Yoursrecipe for smoked salmon trout patéit's ready! It can be cut into small slices and placed on crissini, or, at room temperature, it will be spreadable and creamy.
Recipe: baked salmon trout with potatoes
Just like the salmon trout paté, this toorecipeit is convenient because it can be prepared in advance. You can prepare thesalmon troutthe day before and bake it in the oven just before serving, without dirtying the kitchen! Here's what you need for this recipe:
- 2 salmon trout or very large fillets
- 3 medium potatoes
- 2 cloves of garlic
- chopped parsley
- 8 cherry tomatoes
- 10 black olives
- sea salt
- extra virgin olive oil or two knobs of butter
Follow the directions abovehow to clean troutto remove the entrails. You can decide whether to prepare the trout fillets or bake the whole trout in the oven. Here's how it goes on:
- Peel and cut the potatoes into slices.
- Lay down thetrouton a sheet of baking paper.
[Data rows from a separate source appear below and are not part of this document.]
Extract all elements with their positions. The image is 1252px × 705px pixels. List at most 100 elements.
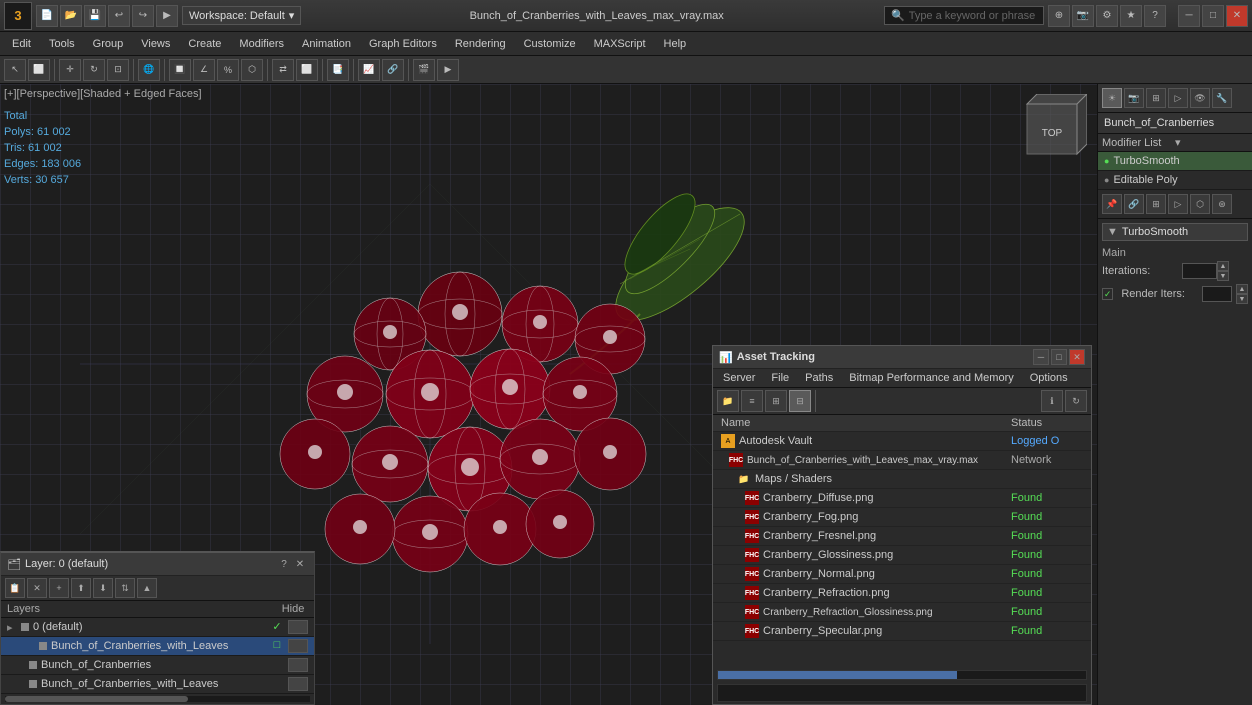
undo-btn[interactable]: ↩ [108, 5, 130, 27]
layer-item-1[interactable]: Bunch_of_Cranberries_with_Leaves □ [1, 637, 314, 656]
layer-item-3[interactable]: Bunch_of_Cranberries_with_Leaves [1, 675, 314, 694]
open-btn[interactable]: 📂 [60, 5, 82, 27]
new-btn[interactable]: 📄 [36, 5, 58, 27]
spinner-snap-btn[interactable]: ⬡ [241, 59, 263, 81]
navigation-cube[interactable]: TOP [1017, 94, 1087, 164]
layer-expand-0[interactable]: ▸ [7, 621, 19, 634]
camera2-icon[interactable]: 📷 [1124, 88, 1144, 108]
collapse-icon[interactable]: ▼ [1107, 226, 1118, 238]
at-row-0[interactable]: A Autodesk Vault Logged O [713, 432, 1091, 451]
at-row-6[interactable]: FHC Cranberry_Glossiness.png Found [713, 546, 1091, 565]
menu-rendering[interactable]: Rendering [447, 36, 514, 52]
menu-modifiers[interactable]: Modifiers [231, 36, 292, 52]
render-iters-up[interactable]: ▲ [1236, 284, 1248, 294]
at-table-btn[interactable]: ⊟ [789, 390, 811, 412]
modifier-icon2[interactable]: ⊞ [1146, 194, 1166, 214]
close-button[interactable]: ✕ [1226, 5, 1248, 27]
wrap-icon[interactable]: ⬡ [1190, 194, 1210, 214]
render-preview-btn[interactable]: ▶ [156, 5, 178, 27]
at-menu-server[interactable]: Server [717, 371, 761, 385]
mirror-btn[interactable]: ⇄ [272, 59, 294, 81]
layers-select-btn[interactable]: 📋 [5, 578, 25, 598]
render-iters-checkbox[interactable] [1102, 288, 1113, 300]
layer-check-box-1[interactable]: □ [270, 639, 284, 653]
snap-btn[interactable]: 🔲 [169, 59, 191, 81]
menu-group[interactable]: Group [85, 36, 132, 52]
at-folder-btn[interactable]: 📁 [717, 390, 739, 412]
at-list-btn[interactable]: ≡ [741, 390, 763, 412]
motion-icon2[interactable]: ▷ [1168, 194, 1188, 214]
minimize-button[interactable]: ─ [1178, 5, 1200, 27]
at-row-7[interactable]: FHC Cranberry_Normal.png Found [713, 565, 1091, 584]
layer-check-0[interactable]: ✓ [270, 620, 284, 634]
maximize-button[interactable]: □ [1202, 5, 1224, 27]
rotate-btn[interactable]: ↻ [83, 59, 105, 81]
layers-close-btn[interactable]: ✕ [292, 556, 308, 572]
render-iters-down[interactable]: ▼ [1236, 294, 1248, 304]
modifier-editable-poly[interactable]: ● Editable Poly [1098, 171, 1252, 190]
at-menu-bitmap[interactable]: Bitmap Performance and Memory [843, 371, 1019, 385]
at-menu-file[interactable]: File [765, 371, 795, 385]
layers-scrollbar[interactable] [5, 696, 310, 702]
at-row-10[interactable]: FHC Cranberry_Specular.png Found [713, 622, 1091, 641]
search-box[interactable]: 🔍 Type a keyword or phrase [884, 6, 1044, 25]
menu-help[interactable]: Help [656, 36, 695, 52]
render-btn[interactable]: ▶ [437, 59, 459, 81]
at-menu-paths[interactable]: Paths [799, 371, 839, 385]
menu-animation[interactable]: Animation [294, 36, 359, 52]
at-row-8[interactable]: FHC Cranberry_Refraction.png Found [713, 584, 1091, 603]
help-btn[interactable]: ? [1144, 5, 1166, 27]
at-info-btn[interactable]: ℹ [1041, 390, 1063, 412]
settings-icon[interactable]: ⚙ [1096, 5, 1118, 27]
scale-btn[interactable]: ⊡ [107, 59, 129, 81]
magnet-btn[interactable]: ⊕ [1048, 5, 1070, 27]
menu-tools[interactable]: Tools [41, 36, 83, 52]
redo-btn[interactable]: ↪ [132, 5, 154, 27]
extra-icon[interactable]: ⊛ [1212, 194, 1232, 214]
menu-views[interactable]: Views [133, 36, 178, 52]
menu-edit[interactable]: Edit [4, 36, 39, 52]
camera-btn[interactable]: 📷 [1072, 5, 1094, 27]
star-icon[interactable]: ★ [1120, 5, 1142, 27]
at-row-3[interactable]: FHC Cranberry_Diffuse.png Found [713, 489, 1091, 508]
select-btn[interactable]: ↖ [4, 59, 26, 81]
menu-maxscript[interactable]: MAXScript [586, 36, 654, 52]
at-grid-btn[interactable]: ⊞ [765, 390, 787, 412]
layers-sort-btn[interactable]: ▲ [137, 578, 157, 598]
hierarchy-icon[interactable]: ⊞ [1146, 88, 1166, 108]
save-btn[interactable]: 💾 [84, 5, 106, 27]
motion-icon[interactable]: ▷ [1168, 88, 1188, 108]
utilities-icon[interactable]: 🔧 [1212, 88, 1232, 108]
menu-customize[interactable]: Customize [516, 36, 584, 52]
layer-mgr-btn[interactable]: 📑 [327, 59, 349, 81]
percent-snap-btn[interactable]: % [217, 59, 239, 81]
at-close-btn[interactable]: ✕ [1069, 349, 1085, 365]
layer-item-2[interactable]: Bunch_of_Cranberries [1, 656, 314, 675]
iterations-down[interactable]: ▼ [1217, 271, 1229, 281]
at-row-4[interactable]: FHC Cranberry_Fog.png Found [713, 508, 1091, 527]
select-region-btn[interactable]: ⬜ [28, 59, 50, 81]
pin-icon[interactable]: 📌 [1102, 194, 1122, 214]
at-minimize-btn[interactable]: ─ [1033, 349, 1049, 365]
layers-help-btn[interactable]: ? [276, 556, 292, 572]
ref-coord-btn[interactable]: 🌐 [138, 59, 160, 81]
layers-swap-btn[interactable]: ⇅ [115, 578, 135, 598]
layers-scrollbar-thumb[interactable] [5, 696, 188, 702]
link-icon[interactable]: 🔗 [1124, 194, 1144, 214]
menu-create[interactable]: Create [180, 36, 229, 52]
at-row-9[interactable]: FHC Cranberry_Refraction_Glossiness.png … [713, 603, 1091, 622]
angle-snap-btn[interactable]: ∠ [193, 59, 215, 81]
at-row-1[interactable]: FHC Bunch_of_Cranberries_with_Leaves_max… [713, 451, 1091, 470]
layers-delete-btn[interactable]: ✕ [27, 578, 47, 598]
render-setup-btn[interactable]: 🎬 [413, 59, 435, 81]
at-row-5[interactable]: FHC Cranberry_Fresnel.png Found [713, 527, 1091, 546]
iterations-input[interactable]: 0 [1182, 263, 1217, 279]
layers-move-down-btn[interactable]: ⬇ [93, 578, 113, 598]
render-iters-input[interactable]: 2 [1202, 286, 1232, 302]
workspace-selector[interactable]: Workspace: Default ▾ [182, 6, 301, 25]
at-row-2[interactable]: 📁 Maps / Shaders [713, 470, 1091, 489]
display-icon[interactable]: 👁 [1190, 88, 1210, 108]
iterations-up[interactable]: ▲ [1217, 261, 1229, 271]
at-menu-options[interactable]: Options [1024, 371, 1074, 385]
layers-move-up-btn[interactable]: ⬆ [71, 578, 91, 598]
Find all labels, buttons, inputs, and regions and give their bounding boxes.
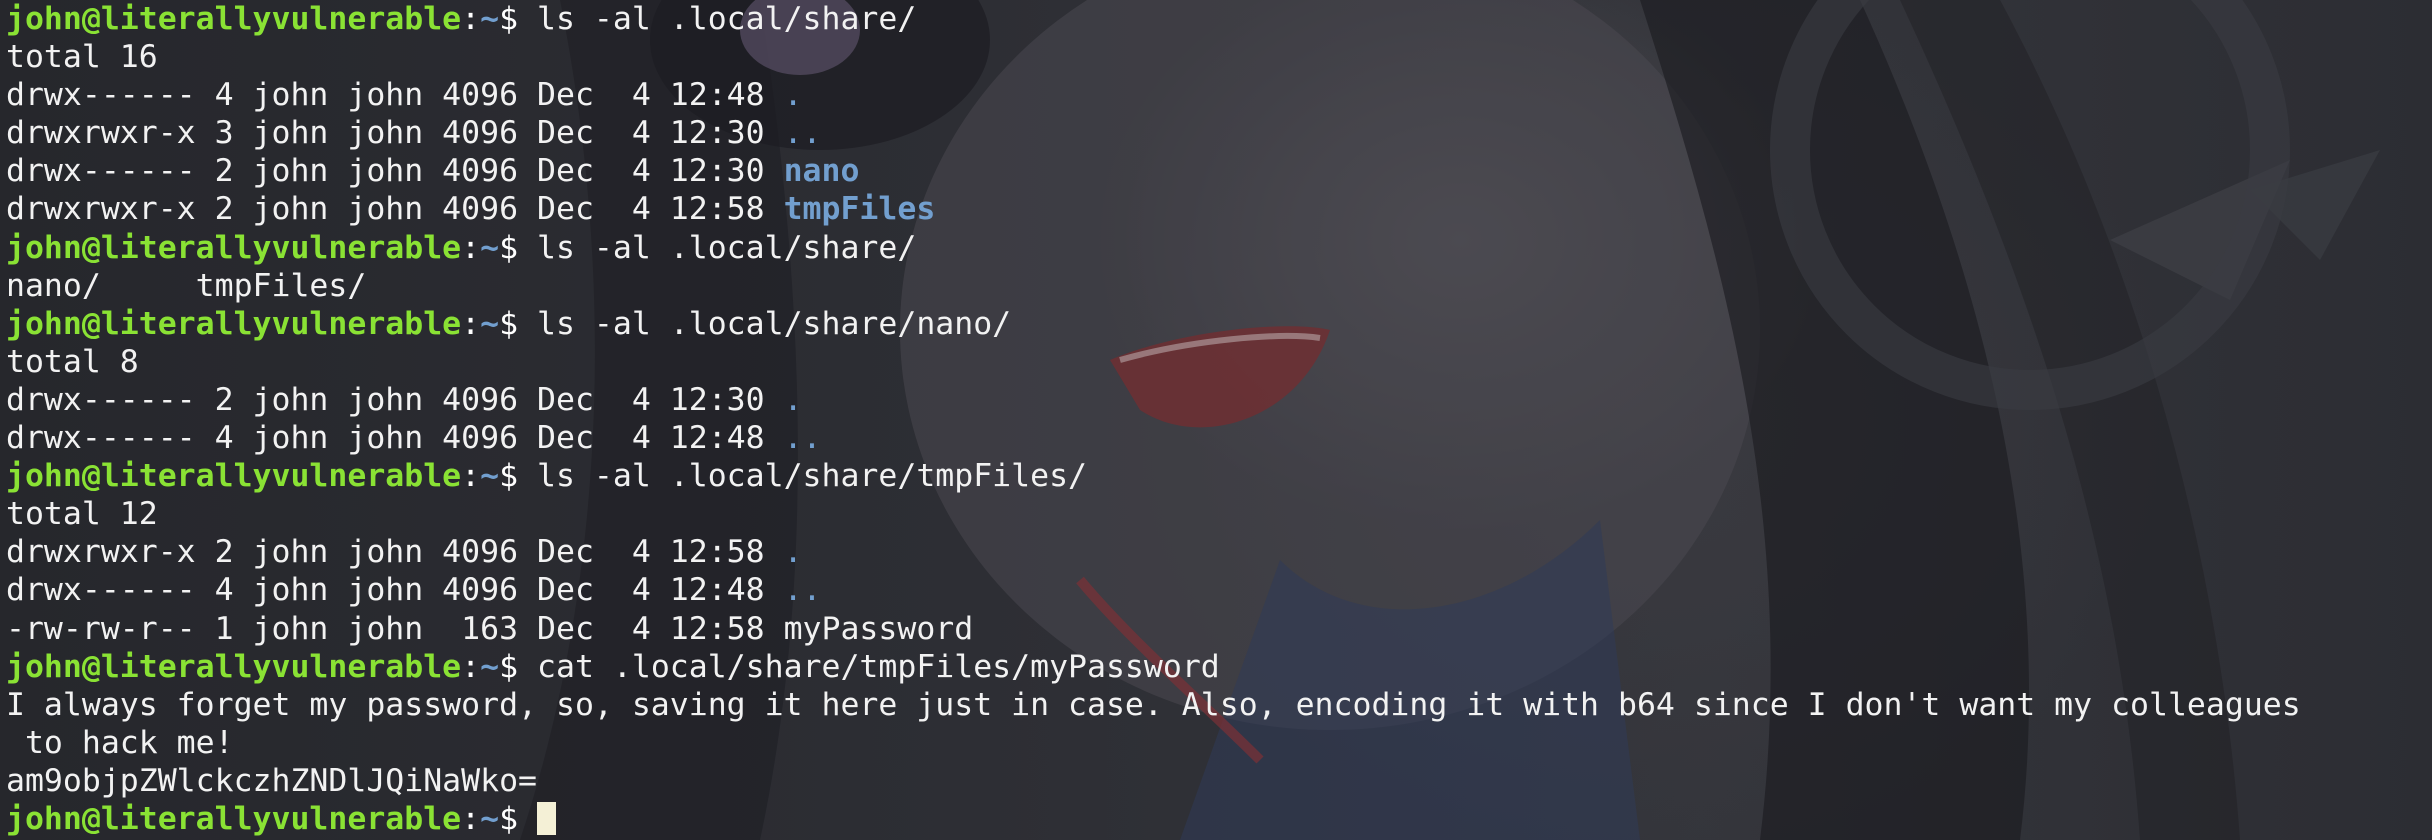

- Season thesalmon troutadding extra virgin olive oil and salt (even inside the gash of the belly if it is whole).
- Add olives, sliced potatoes, and tomatoes.
- Add the chopped parsley and crushed garlic.
- Close the parchment paper so that it wraps perfectlysalmon trout.
- To cook thisbaked recipeyou will need to preheat the appliance to 180 ° C. Cooking times are around 30 minutes for trout fillets and around 40 minutes for thewhole salmon trout.
If you have decided tocook the whole salmon trout, in the oven, you will need to remove the skin before serving.